Eski keyifli halimize geri dönmemizi engelleyen bir gündem var.
Durulmak bilmeyen bu gündem yüzünden bir zamanlar zevk alarak yaptığımız şeylere karşı hissizleştik, ne kadar istesek de hayattan keyif alamamaya başladık.
Sokak röportajında insanların birbirine girmesini izlemekten bıktık.
Eskiden sadece milletvekilleri kavga ederdi fakat artık sokaktaki insanlara sıçradı bu. Oysa yıllar önce böylesine bir gerilim yoktu bu sokak röportajlarında. "Artiz ne arar pazarda, beyin bedava" gibi komik videoları izlerdik.
Hayat kalitesini en dibe çeken ciddi bir durum bu.
Üstelik ne Büyük Buhran ne Kıbrıs Savaşı'ndan dolayı ambargo ne de İkinci Dünya Savaşı var. Buna rağmen kişi başına düşen gelirimiz art arda 7 yıl boyunca düştü, 8.si de yolda ve Türkiye tarihinde daha önce yaşanmamış bir çöküş bu.

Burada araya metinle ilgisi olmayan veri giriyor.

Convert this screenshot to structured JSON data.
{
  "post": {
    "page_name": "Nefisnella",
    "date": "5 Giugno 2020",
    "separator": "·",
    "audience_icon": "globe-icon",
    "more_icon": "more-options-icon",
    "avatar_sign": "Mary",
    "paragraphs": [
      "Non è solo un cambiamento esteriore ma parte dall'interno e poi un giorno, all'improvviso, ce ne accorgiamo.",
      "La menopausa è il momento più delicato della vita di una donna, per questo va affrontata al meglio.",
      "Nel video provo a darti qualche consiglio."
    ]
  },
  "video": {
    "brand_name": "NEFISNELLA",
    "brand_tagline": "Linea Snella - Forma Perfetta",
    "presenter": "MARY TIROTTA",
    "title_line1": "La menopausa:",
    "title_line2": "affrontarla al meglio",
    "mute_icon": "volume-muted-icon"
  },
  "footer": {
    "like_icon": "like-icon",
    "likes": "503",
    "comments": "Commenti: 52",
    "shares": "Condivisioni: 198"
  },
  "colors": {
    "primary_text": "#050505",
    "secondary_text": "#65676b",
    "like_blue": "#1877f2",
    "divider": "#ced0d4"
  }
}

Bizler Büyük Buhran'ı görmeyen ortanca çocuklardık ama şimdi ne varsa görüyoruz.
Bizim buhranımız artık kendimizle değil. Kendimize odaklanmamız gereken yaşlarda, gecenin bir yarısında döviz kurunu, resmi gazete açıklamalarını, adını bile duymamamız gereken kişilerin videolarını takip ediyoruz.
Kendi hayatlarımıza odaklanamaz olduk. Sadece kendi kişisel dertlerimizi düşünmemiz gerekirdi.
Bir şey alamamaktan şikayet etmek yerine sınavımızın kötü geçmesinden, arkadaşımızla olan sorunlarımızdan şikayet etmeliydik.
Bütün bunlar yüzünden artık keyifli hissedemediğimiz kısır bir döngünün içine girdik. Bu döngünün artık bir son bulması gerekiyor!